Out of 533 healthcare personnel, the response rate was 88.8%. Most respondents were female (N=341, 64.2%), mean ± standard deviation (SD) age was 28.85 ±7.08 years, and mean ± SD length of service was 5.58 ± 5.78 years. Knowledge, attitudes and practices regarding standard precautions were poor, and only 37.5%, 46.7% and 46.3% of respondents had good knowledge, positive attitudes and safe practices, respectively. Healthcare personnel with >10 years of experience [adjusted odds ratio (AOR) 2.98, 95% confidence interval (CI) 1.60–5.55], previous infection control training (AOR 1.96, 95% CI 1.30–2.94), professional degrees (AOR 2.04, 95% CI 1.16–3.60), and availability of infection control guidelines in their work department were more likely to have good knowledge regarding standard precautions. The availability of infection control guidelines in the work department was also significantly associated with positive attitudes (AOR 2.83, 95% CI 1.76–4.56) and safe practices (AOR 3.46, 95% CI 1.94–6.14).

Conclusion

Knowledge, attitudes and practices of healthcare personnel regarding standard precautions were inadequate. Continuous education and certified training for healthcare personnel can improve infection control measures substantially in public healthcare settings.

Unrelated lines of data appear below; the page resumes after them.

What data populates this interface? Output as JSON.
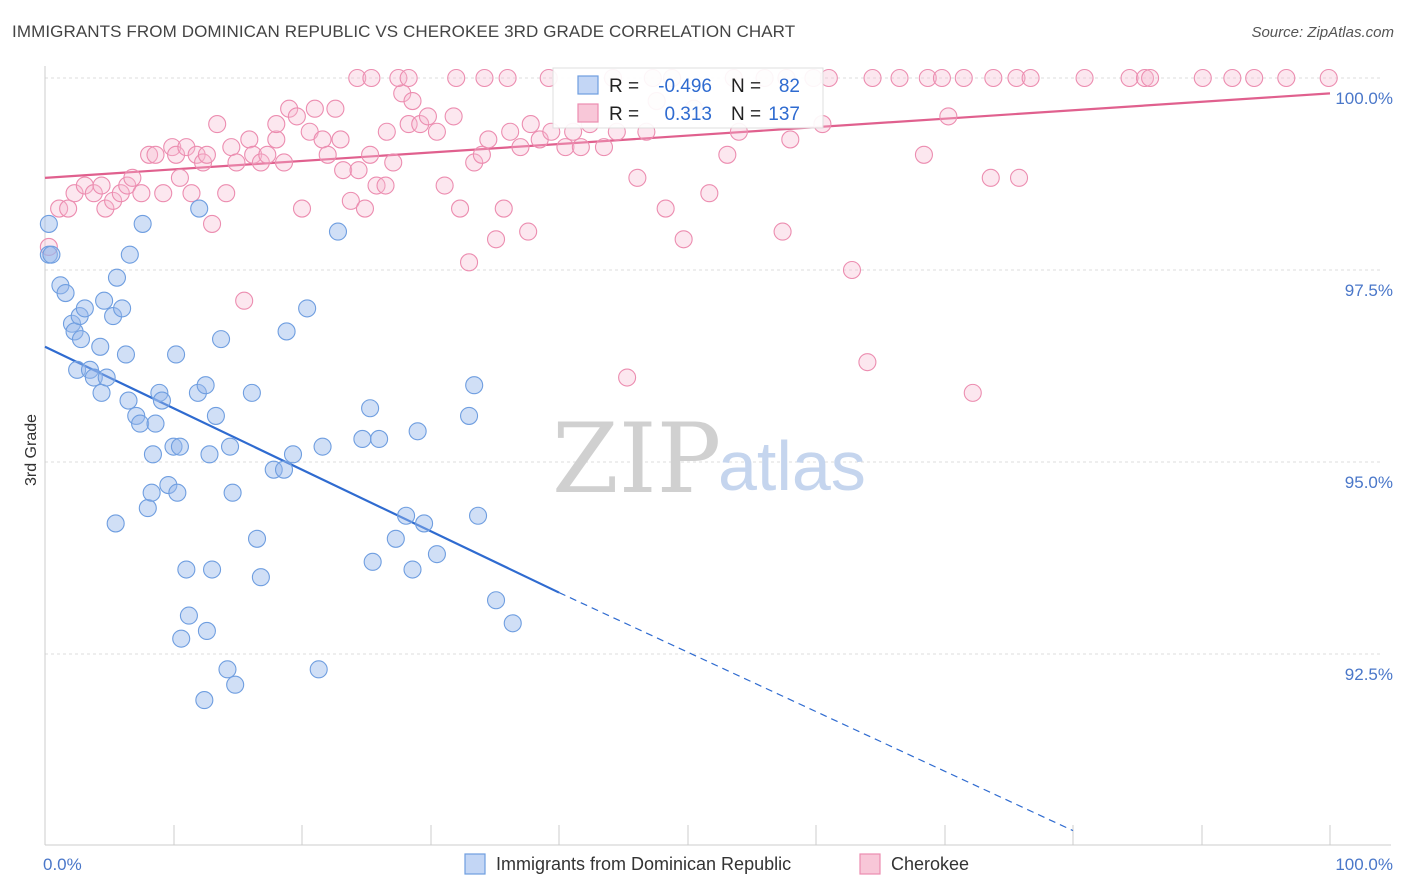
{
  "title": "IMMIGRANTS FROM DOMINICAN REPUBLIC VS CHEROKEE 3RD GRADE CORRELATION CHART",
  "source": "Source: ZipAtlas.com",
  "watermark": {
    "zip": "ZIP",
    "atlas": "atlas"
  },
  "colors": {
    "blue": "#6f9ee0",
    "blue_line": "#2f6bd0",
    "pink": "#ec8db0",
    "pink_line": "#e0608e",
    "tick_text": "#4a77c9"
  },
  "legend": {
    "r_label": "R =",
    "n_label": "N =",
    "series": [
      {
        "r": "-0.496",
        "n": "82"
      },
      {
        "r": "0.313",
        "n": "137"
      }
    ]
  },
  "chart_data": {
    "type": "scatter",
    "title": "IMMIGRANTS FROM DOMINICAN REPUBLIC VS CHEROKEE 3RD GRADE CORRELATION CHART",
    "xlabel": "",
    "ylabel": "3rd Grade",
    "xlim": [
      0,
      100
    ],
    "ylim": [
      90.2,
      100.5
    ],
    "x_tick_labels": [
      "0.0%",
      "100.0%"
    ],
    "y_ticks": [
      92.5,
      95.0,
      97.5,
      100.0
    ],
    "y_tick_labels": [
      "92.5%",
      "95.0%",
      "97.5%",
      "100.0%"
    ],
    "grid": "horizontal dashed",
    "legend_position": "top-center",
    "series": [
      {
        "name": "Immigrants from Dominican Republic",
        "color": "#6f9ee0",
        "trend": {
          "x": [
            0,
            40
          ],
          "y": [
            96.5,
            93.3
          ],
          "dashed_to": [
            80,
            90.2
          ]
        },
        "points": [
          [
            0.3,
            97.7
          ],
          [
            0.3,
            98.1
          ],
          [
            0.5,
            97.7
          ],
          [
            1.2,
            97.3
          ],
          [
            1.6,
            97.2
          ],
          [
            2.1,
            96.8
          ],
          [
            2.3,
            96.7
          ],
          [
            2.7,
            96.9
          ],
          [
            2.8,
            96.6
          ],
          [
            3.1,
            97.0
          ],
          [
            2.5,
            96.2
          ],
          [
            3.5,
            96.2
          ],
          [
            3.8,
            96.1
          ],
          [
            4.3,
            96.5
          ],
          [
            4.4,
            95.9
          ],
          [
            4.6,
            97.1
          ],
          [
            4.8,
            96.1
          ],
          [
            5.3,
            96.9
          ],
          [
            5.6,
            97.4
          ],
          [
            6.0,
            97.0
          ],
          [
            6.3,
            96.4
          ],
          [
            6.5,
            95.8
          ],
          [
            6.6,
            97.7
          ],
          [
            7.1,
            95.6
          ],
          [
            7.4,
            95.5
          ],
          [
            7.6,
            98.1
          ],
          [
            5.5,
            94.2
          ],
          [
            8.0,
            94.4
          ],
          [
            8.3,
            94.6
          ],
          [
            8.4,
            95.1
          ],
          [
            8.6,
            95.5
          ],
          [
            8.9,
            95.9
          ],
          [
            9.1,
            95.8
          ],
          [
            9.6,
            94.7
          ],
          [
            10.0,
            95.2
          ],
          [
            10.2,
            96.4
          ],
          [
            10.3,
            94.6
          ],
          [
            10.5,
            95.2
          ],
          [
            10.6,
            92.7
          ],
          [
            11.0,
            93.6
          ],
          [
            11.2,
            93.0
          ],
          [
            11.9,
            95.9
          ],
          [
            12.0,
            98.3
          ],
          [
            12.4,
            91.9
          ],
          [
            12.5,
            96.0
          ],
          [
            12.6,
            92.8
          ],
          [
            12.8,
            95.1
          ],
          [
            13.0,
            93.6
          ],
          [
            13.3,
            95.6
          ],
          [
            13.7,
            96.6
          ],
          [
            14.2,
            92.3
          ],
          [
            14.4,
            95.2
          ],
          [
            14.6,
            94.6
          ],
          [
            14.8,
            92.1
          ],
          [
            16.1,
            95.9
          ],
          [
            16.5,
            94.0
          ],
          [
            16.8,
            93.5
          ],
          [
            17.8,
            94.9
          ],
          [
            18.6,
            94.9
          ],
          [
            18.8,
            96.7
          ],
          [
            19.3,
            95.1
          ],
          [
            20.4,
            97.0
          ],
          [
            21.3,
            92.3
          ],
          [
            21.6,
            95.2
          ],
          [
            22.8,
            98.0
          ],
          [
            24.7,
            95.3
          ],
          [
            25.3,
            95.7
          ],
          [
            25.5,
            93.7
          ],
          [
            26.0,
            95.3
          ],
          [
            27.3,
            94.0
          ],
          [
            28.1,
            94.3
          ],
          [
            28.6,
            93.6
          ],
          [
            29.0,
            95.4
          ],
          [
            29.5,
            94.2
          ],
          [
            30.5,
            93.8
          ],
          [
            33.0,
            95.6
          ],
          [
            33.4,
            96.0
          ],
          [
            33.7,
            94.3
          ],
          [
            35.1,
            93.2
          ],
          [
            36.4,
            92.9
          ]
        ]
      },
      {
        "name": "Cherokee",
        "color": "#ec8db0",
        "trend": {
          "x": [
            0,
            100
          ],
          "y": [
            98.7,
            99.8
          ]
        },
        "points": [
          [
            0.3,
            97.8
          ],
          [
            1.1,
            98.3
          ],
          [
            1.8,
            98.3
          ],
          [
            2.3,
            98.5
          ],
          [
            3.1,
            98.6
          ],
          [
            3.8,
            98.5
          ],
          [
            4.4,
            98.6
          ],
          [
            4.7,
            98.3
          ],
          [
            5.3,
            98.4
          ],
          [
            5.9,
            98.5
          ],
          [
            6.4,
            98.6
          ],
          [
            6.8,
            98.7
          ],
          [
            7.5,
            98.5
          ],
          [
            8.1,
            99.0
          ],
          [
            8.6,
            99.0
          ],
          [
            9.2,
            98.5
          ],
          [
            9.9,
            99.1
          ],
          [
            10.2,
            99.0
          ],
          [
            10.5,
            98.7
          ],
          [
            11.0,
            99.1
          ],
          [
            11.4,
            98.5
          ],
          [
            11.8,
            99.0
          ],
          [
            12.3,
            98.9
          ],
          [
            12.6,
            99.0
          ],
          [
            13.0,
            98.1
          ],
          [
            13.4,
            99.4
          ],
          [
            14.1,
            98.5
          ],
          [
            14.5,
            99.1
          ],
          [
            14.9,
            98.9
          ],
          [
            15.5,
            97.1
          ],
          [
            15.9,
            99.2
          ],
          [
            16.2,
            99.0
          ],
          [
            16.8,
            98.9
          ],
          [
            17.3,
            99.0
          ],
          [
            18.0,
            99.2
          ],
          [
            18.6,
            98.9
          ],
          [
            19.0,
            99.6
          ],
          [
            19.6,
            99.5
          ],
          [
            20.0,
            98.3
          ],
          [
            20.6,
            99.3
          ],
          [
            21.0,
            99.6
          ],
          [
            21.6,
            99.2
          ],
          [
            22.0,
            99.0
          ],
          [
            22.6,
            99.6
          ],
          [
            23.2,
            98.8
          ],
          [
            23.8,
            98.4
          ],
          [
            24.4,
            98.8
          ],
          [
            24.9,
            98.3
          ],
          [
            25.3,
            99.0
          ],
          [
            25.8,
            98.6
          ],
          [
            26.5,
            98.6
          ],
          [
            27.1,
            98.9
          ],
          [
            27.8,
            99.8
          ],
          [
            28.3,
            99.4
          ],
          [
            28.6,
            99.7
          ],
          [
            29.2,
            99.4
          ],
          [
            29.8,
            99.5
          ],
          [
            30.5,
            99.3
          ],
          [
            31.1,
            98.6
          ],
          [
            31.8,
            99.5
          ],
          [
            32.3,
            98.3
          ],
          [
            33.0,
            97.6
          ],
          [
            33.4,
            98.9
          ],
          [
            34.0,
            99.0
          ],
          [
            34.5,
            99.2
          ],
          [
            35.1,
            97.9
          ],
          [
            35.7,
            98.3
          ],
          [
            36.2,
            99.3
          ],
          [
            37.0,
            99.1
          ],
          [
            37.6,
            98.0
          ],
          [
            38.5,
            99.2
          ],
          [
            39.4,
            99.3
          ],
          [
            40.5,
            99.1
          ],
          [
            41.1,
            99.3
          ],
          [
            41.7,
            99.1
          ],
          [
            42.4,
            99.4
          ],
          [
            43.5,
            99.1
          ],
          [
            44.5,
            99.3
          ],
          [
            45.3,
            96.1
          ],
          [
            46.1,
            98.7
          ],
          [
            46.8,
            99.3
          ],
          [
            47.6,
            99.7
          ],
          [
            48.3,
            98.3
          ],
          [
            49.7,
            97.9
          ],
          [
            50.5,
            99.6
          ],
          [
            51.7,
            98.5
          ],
          [
            53.1,
            99.0
          ],
          [
            54.0,
            99.3
          ],
          [
            57.4,
            98.0
          ],
          [
            58.0,
            99.2
          ],
          [
            60.5,
            99.4
          ],
          [
            64.0,
            96.3
          ],
          [
            68.4,
            99.0
          ],
          [
            70.3,
            99.5
          ],
          [
            72.2,
            95.9
          ],
          [
            73.6,
            98.7
          ],
          [
            75.8,
            98.7
          ],
          [
            24.3,
            100.0
          ],
          [
            25.4,
            100.0
          ],
          [
            27.5,
            100.0
          ],
          [
            28.3,
            100.0
          ],
          [
            32.0,
            100.0
          ],
          [
            34.2,
            100.0
          ],
          [
            36.0,
            100.0
          ],
          [
            39.2,
            100.0
          ],
          [
            44.2,
            100.0
          ],
          [
            47.3,
            100.0
          ],
          [
            48.8,
            100.0
          ],
          [
            53.6,
            100.0
          ],
          [
            56.0,
            100.0
          ],
          [
            57.7,
            100.0
          ],
          [
            59.8,
            100.0
          ],
          [
            61.0,
            100.0
          ],
          [
            64.4,
            100.0
          ],
          [
            66.5,
            100.0
          ],
          [
            68.7,
            100.0
          ],
          [
            69.8,
            100.0
          ],
          [
            71.5,
            100.0
          ],
          [
            73.8,
            100.0
          ],
          [
            75.6,
            100.0
          ],
          [
            76.7,
            100.0
          ],
          [
            80.9,
            100.0
          ],
          [
            84.4,
            100.0
          ],
          [
            85.6,
            100.0
          ],
          [
            86.0,
            100.0
          ],
          [
            90.1,
            100.0
          ],
          [
            92.4,
            100.0
          ],
          [
            94.1,
            100.0
          ],
          [
            96.6,
            100.0
          ],
          [
            99.9,
            100.0
          ],
          [
            23.0,
            99.2
          ],
          [
            18.0,
            99.4
          ],
          [
            26.6,
            99.3
          ],
          [
            37.8,
            99.4
          ],
          [
            62.8,
            97.5
          ]
        ]
      }
    ]
  }
}
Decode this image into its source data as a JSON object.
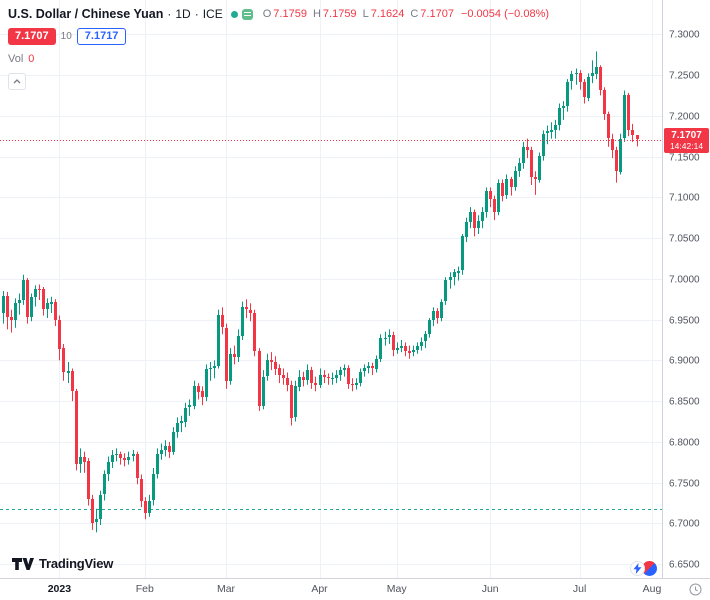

背景:在卫生保健机构中,适当的感染控制可增加卫生保健相关感染,并使发病率和死亡率恶化。适用于所有疑似或确诊感染患者的标准预防措施可保护医护人员和患者。本研究旨在评估巴基斯坦旁遮普省三级医院医护人员关于标准预防措施的知识、态度和做法。方法本多中心横断面研究于2019年5月至7月进行,随机抽取6个城市三级医院的600名医护人员进行方便抽样。结果533名医护人员中,应答率为88.8%。女性居多(N=341, 64.2%),平均±标准差(SD)年龄为28.85±7.08岁,平均±SD工龄为5.58±5.78岁。受访者对标准预防措施的了解、态度和做法较差,分别只有37.5%、46.7%和46.3%的受访者对标准预防措施有良好的了解、积极的态度和安全的做法。具有10年经验的卫生保健人员[调整优势比(AOR) 2.98, 95%可信区间(CI) 1.60-5.55]、既往感染控制培训(AOR 1.96, 95% CI 1.30-2.94)、专业学位(AOR 2.04, 95% CI 1.16-3.60)以及其工作部门感染控制指南的可获得性更可能对标准预防措施有良好的了解。工作部门感染控制指南的可获得性也与积极态度(AOR 2.83, 95% CI 1.76-4.56)和安全操作(AOR 3.46, 95% CI 1.94-6.14)显著相关。结论卫生保健人员对标准预防措施的知识、态度和实践不足。对卫生保健人员的持续教育和认证培训可以大大改善公共卫生保健机构的感染控制措施。